The Central Bank of Kenya (CBK) will license all mobile loan providers if Parliament passes a proposed law seeking to weed out predatory lending.
Digital lenders without operating licences will be barred from business in a bid to push out rogue players amid concerns of unethical practices such as over pricing of loans, illegal mining of customer private data and shaming of borrowers who default on repayment.
The Central Bank of Kenya (Amendment) Bill of 2020, if passed, will also compel the CBK to publish the names of all digital lenders every four months to review those that are compliant.
“The proposed amendment seeks to achieve the following objectives; prohibit any person, institution or firm form lending money to Kenyans unless licensed by the Central Bank of Kenya,” says a notice of the Bill sponsored by nominated Member of Parliament Gideon Keter.

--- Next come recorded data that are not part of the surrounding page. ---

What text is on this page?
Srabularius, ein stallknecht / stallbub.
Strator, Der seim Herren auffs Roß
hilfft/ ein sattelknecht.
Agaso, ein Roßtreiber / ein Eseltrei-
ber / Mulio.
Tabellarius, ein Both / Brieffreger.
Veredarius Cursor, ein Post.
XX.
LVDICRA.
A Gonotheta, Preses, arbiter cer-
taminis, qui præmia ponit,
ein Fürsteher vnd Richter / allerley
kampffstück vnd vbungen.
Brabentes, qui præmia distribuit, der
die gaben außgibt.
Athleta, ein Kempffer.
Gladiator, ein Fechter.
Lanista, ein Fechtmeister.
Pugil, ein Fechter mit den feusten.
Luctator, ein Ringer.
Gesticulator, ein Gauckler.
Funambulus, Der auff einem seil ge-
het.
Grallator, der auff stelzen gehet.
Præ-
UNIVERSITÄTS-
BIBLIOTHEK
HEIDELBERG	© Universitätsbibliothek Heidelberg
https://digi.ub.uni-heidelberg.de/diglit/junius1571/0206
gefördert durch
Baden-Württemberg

The CBK currently regulates banks and micro-lenders but the proposed changes will now grant it supervisory and licensing powers to oversee hundreds of digital lenders operating in the country.

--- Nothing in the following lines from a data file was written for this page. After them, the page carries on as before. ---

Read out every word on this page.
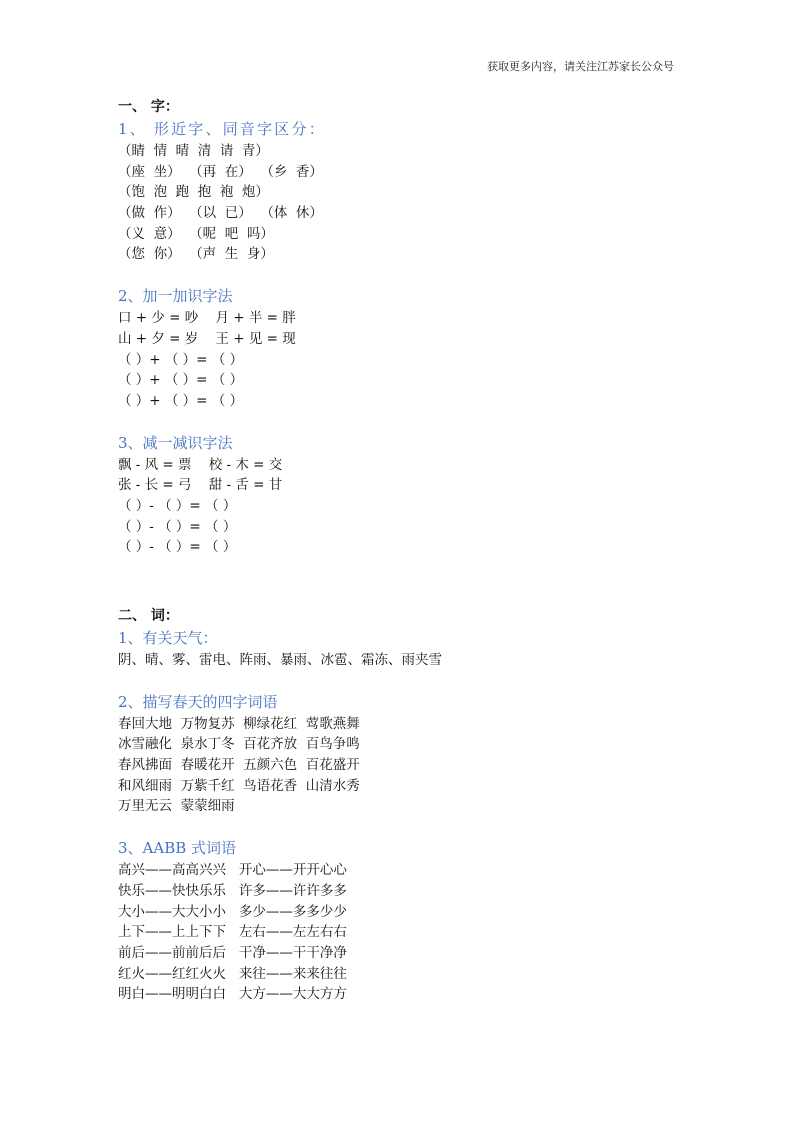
获取更多内容，请关注江苏家长公众号
一、 字：
1、 形近字、同音字区分：
（睛  情  晴  清  请  青）
（座  坐）  （再  在）  （乡  香）
（饱  泡  跑  抱  袍  炮）
（做  作）  （以  已）  （体  休）
（义  意）  （呢  吧  吗）
（您  你）  （声  生  身）
2、加一加识字法
口 + 少 = 吵    月 + 半 = 胖
山 + 夕 = 岁    王 + 见 = 现
（ ）+ （ ）= （ ）
（ ）+ （ ）= （ ）
（ ）+ （ ）= （ ）
3、减一减识字法
飘 - 风 = 票    校 - 木 = 交
张 - 长 = 弓    甜 - 舌 = 甘
（ ）- （ ）= （ ）
（ ）- （ ）= （ ）
（ ）- （ ）= （ ）
二、 词：
1、有关天气：
阴、晴、雾、雷电、阵雨、暴雨、冰雹、霜冻、雨夹雪
2、描写春天的四字词语
春回大地  万物复苏  柳绿花红  莺歌燕舞
冰雪融化  泉水丁冬  百花齐放  百鸟争鸣
春风拂面  春暖花开  五颜六色  百花盛开
和风细雨  万紫千红  鸟语花香  山清水秀
万里无云  蒙蒙细雨
3、AABB 式词语
高兴——高高兴兴   开心——开开心心
快乐——快快乐乐   许多——许许多多
大小——大大小小   多少——多多少少
上下——上上下下   左右——左左右右
前后——前前后后   干净——干干净净
红火——红红火火   来往——来来往往
明白——明明白白   大方——大大方方
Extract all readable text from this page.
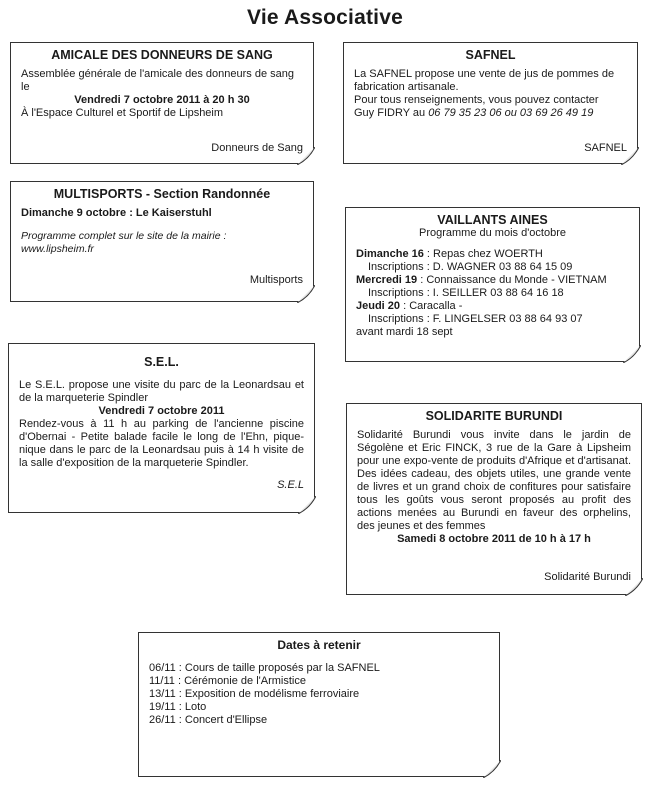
Vie Associative
AMICALE DES DONNEURS DE SANG

Assemblée générale de l'amicale des donneurs de sang le

Vendredi 7 octobre 2011 à 20 h 30

À l'Espace Culturel et Sportif de Lipsheim

Donneurs de Sang
SAFNEL

La SAFNEL propose une vente de jus de pommes de fabrication artisanale.

Pour tous renseignements, vous pouvez contacter

Guy FIDRY au 06 79 35 23 06 ou 03 69 26 49 19

SAFNEL
MULTISPORTS - Section Randonnée

Dimanche 9 octobre : Le Kaiserstuhl

Programme complet sur le site de la mairie :

www.lipsheim.fr

Multisports
VAILLANTS AINES
Programme du mois d'octobre

Dimanche 16 : Repas chez WOERTH

Inscriptions : D. WAGNER 03 88 64 15 09

Mercredi 19 : Connaissance du Monde - VIETNAM

Inscriptions : I. SEILLER 03 88 64 16 18

Jeudi 20 : Caracalla -

Inscriptions : F. LINGELSER 03 88 64 93 07

avant mardi 18 sept

S.E.L.

Le S.E.L. propose une visite du parc de la Leonardsau et de la marqueterie Spindler

Vendredi 7 octobre 2011

Rendez-vous à 11 h au parking de l'ancienne piscine d'Obernai - Petite balade facile le long de l'Ehn, pique-nique dans le parc de la Leonardsau puis à 14 h visite de la salle d'exposition de la marqueterie Spindler.

S.E.L
SOLIDARITE BURUNDI

Solidarité Burundi vous invite dans le jardin de Ségolène et Eric FINCK, 3 rue de la Gare à Lipsheim pour une expo-vente de produits d'Afrique et d'artisanat. Des idées cadeau, des objets utiles, une grande vente de livres et un grand choix de confitures pour satisfaire tous les goûts vous seront proposés au profit des actions menées au Burundi en faveur des orphelins, des jeunes et des femmes

Samedi 8 octobre 2011 de 10 h à 17 h

Solidarité Burundi
Dates à retenir

06/11 : Cours de taille proposés par la SAFNEL

11/11 : Cérémonie de l'Armistice

13/11 : Exposition de modélisme ferroviaire

19/11 : Loto

26/11 : Concert d'Ellipse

There has been a proliferation of digital lenders targeting the banked and unbanked alike, saddling borrowers with high interest rates and leaving regulators scrambling to keep up.

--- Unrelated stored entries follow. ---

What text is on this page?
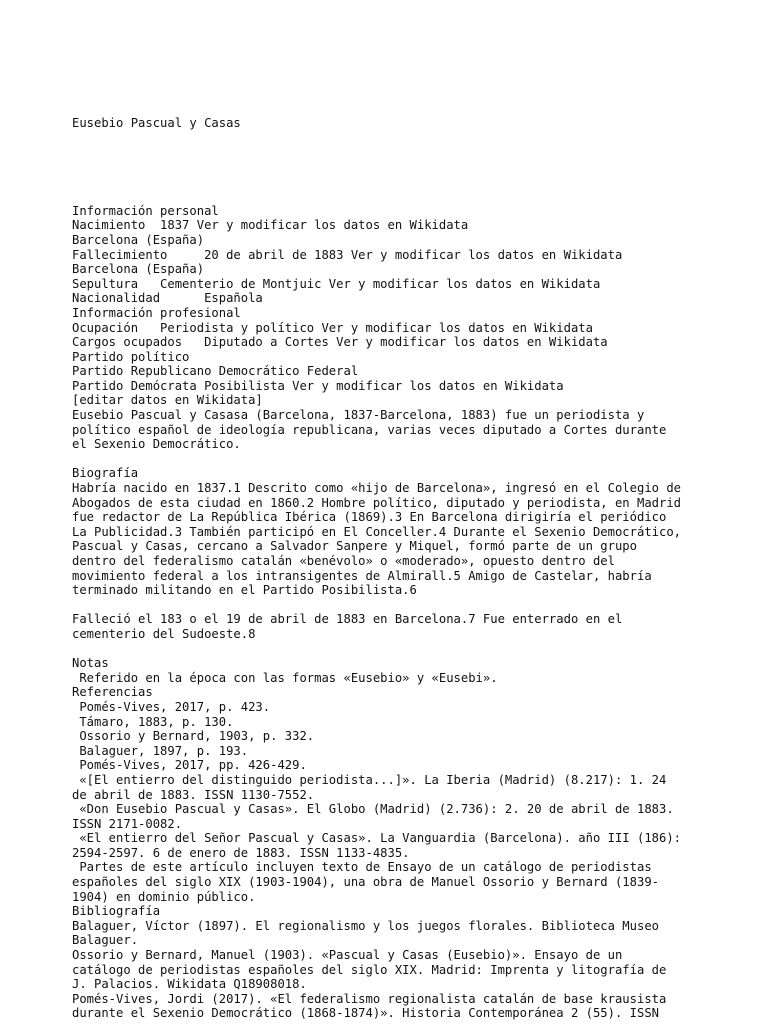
Eusebio Pascual y Casas

Información personal
Nacimiento  1837 Ver y modificar los datos en Wikidata
Barcelona (España)
Fallecimiento     20 de abril de 1883 Ver y modificar los datos en Wikidata
Barcelona (España)
Sepultura   Cementerio de Montjuic Ver y modificar los datos en Wikidata
Nacionalidad      Española
Información profesional
Ocupación   Periodista y político Ver y modificar los datos en Wikidata
Cargos ocupados   Diputado a Cortes Ver y modificar los datos en Wikidata
Partido político
Partido Republicano Democrático Federal
Partido Demócrata Posibilista Ver y modificar los datos en Wikidata
[editar datos en Wikidata]
Eusebio Pascual y Casasa (Barcelona, 1837-Barcelona, 1883) fue un periodista y
político español de ideología republicana, varias veces diputado a Cortes durante
el Sexenio Democrático.
Biografía
Habría nacido en 1837.1 Descrito como «hijo de Barcelona», ingresó en el Colegio de
Abogados de esta ciudad en 1860.2 Hombre político, diputado y periodista, en Madrid
fue redactor de La República Ibérica (1869).3 En Barcelona dirigiría el periódico
La Publicidad.3 También participó en El Conceller.4 Durante el Sexenio Democrático,
Pascual y Casas, cercano a Salvador Sanpere y Miquel, formó parte de un grupo
dentro del federalismo catalán «benévolo» o «moderado», opuesto dentro del
movimiento federal a los intransigentes de Almirall.5 Amigo de Castelar, habría
terminado militando en el Partido Posibilista.6
Falleció el 183 o el 19 de abril de 1883 en Barcelona.7 Fue enterrado en el
cementerio del Sudoeste.8
Notas
Referido en la época con las formas «Eusebio» y «Eusebi».
Referencias
Pomés-Vives, 2017, p. 423.
Támaro, 1883, p. 130.
Ossorio y Bernard, 1903, p. 332.
Balaguer, 1897, p. 193.
Pomés-Vives, 2017, pp. 426-429.
«[El entierro del distinguido periodista...]». La Iberia (Madrid) (8.217): 1. 24
de abril de 1883. ISSN 1130-7552.
«Don Eusebio Pascual y Casas». El Globo (Madrid) (2.736): 2. 20 de abril de 1883.
ISSN 2171-0082.
«El entierro del Señor Pascual y Casas». La Vanguardia (Barcelona). año III (186):
2594-2597. 6 de enero de 1883. ISSN 1133-4835.
Partes de este artículo incluyen texto de Ensayo de un catálogo de periodistas
españoles del siglo XIX (1903-1904), una obra de Manuel Ossorio y Bernard (1839-
1904) en dominio público.
Bibliografía
Balaguer, Víctor (1897). El regionalismo y los juegos florales. Biblioteca Museo
Balaguer.
Ossorio y Bernard, Manuel (1903). «Pascual y Casas (Eusebio)». Ensayo de un
catálogo de periodistas españoles del siglo XIX. Madrid: Imprenta y litografía de
J. Palacios. Wikidata Q18908018.
Pomés-Vives, Jordi (2017). «El federalismo regionalista catalán de base krausista
durante el Sexenio Democrático (1868-1874)». Historia Contemporánea 2 (55). ISSN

The digital lenders have been accused of listing individuals with credit reference bureaus (CRBs) over very small amounts and failing to reveal their terms and conditions that include lifetime of SMS notifications, full surrenders of their personal data to third parties and waiver of their right to dignity.
Last year the CBK revoked the approval of digital lenders, barring 337 unregulated digital mobile lenders from forwarding the names of loan defaulters to CRBs. An internal memo showed that only 39 banks, 14 microfinance banks, 1,353 unregulated saccos, 164 regulated saccos were allowed to continue using the mechanism from the end of August.
The proposed new law underlies concerted efforts to tame the businesses which only needed an Android Package- APK to distribute to mobile phone users as free downloads to start issuing loans.
The Digital Lenders Association of Kenya (DLAK) — a group of mobile-based lenders — proposed of self-regulation to promote ethical lending, a suggestion which was rebuffed by CBK Governor Patrick Njoroge.
DLAK members include Tala, Alternative Circle, Stawika Capital, Zenka Finance, MyCredit, Okolea, Lpesa, Kopacent, Four Kings Investment, Kuwazo Capital and Finance Plan.
Another proposed amendment targeting regulation of the digital lenders is still awaiting approval in Parliament. The amendment tabled in July last year by Bonchari MP John Oroo Oyioka seeks to give CBK powers to regulate monthly interest rates charged by the digital mobile lenders and borrowers’ non-performing loans.
Under the proposed law, the CBK would also have powers to approve upward reviews on digital loan charges as well as put a ceiling on non-performing loans at not more than twice the defaulted credit.
US tech giant, Google has tried to limit the number of platforms that enjoy this low barrier of entry by asking Apps for personal loans to disclose maximum Annual Percentage Rate (APR), which generally includes interest rate plus fees and other costs for a year, or similar other rate calculated consistently with local law. It also banned those issuing loans that mature in less than two months.
Scores of unregulated digital lenders have flooded the Kenyan market to tap into the huge demand for quick loans.
The loans, however, attract high interest rates rising up to 520 percent when annualised, leading to mounting defaults and an ever ballooning number of defaulters who have been adversely listed with CRBs.
Digital lenders have, however, been accused of abusing personal information collected from defaulters’ mobile phone contacts list to bombard relatives and friends with messages asking third parties to enforce repayment.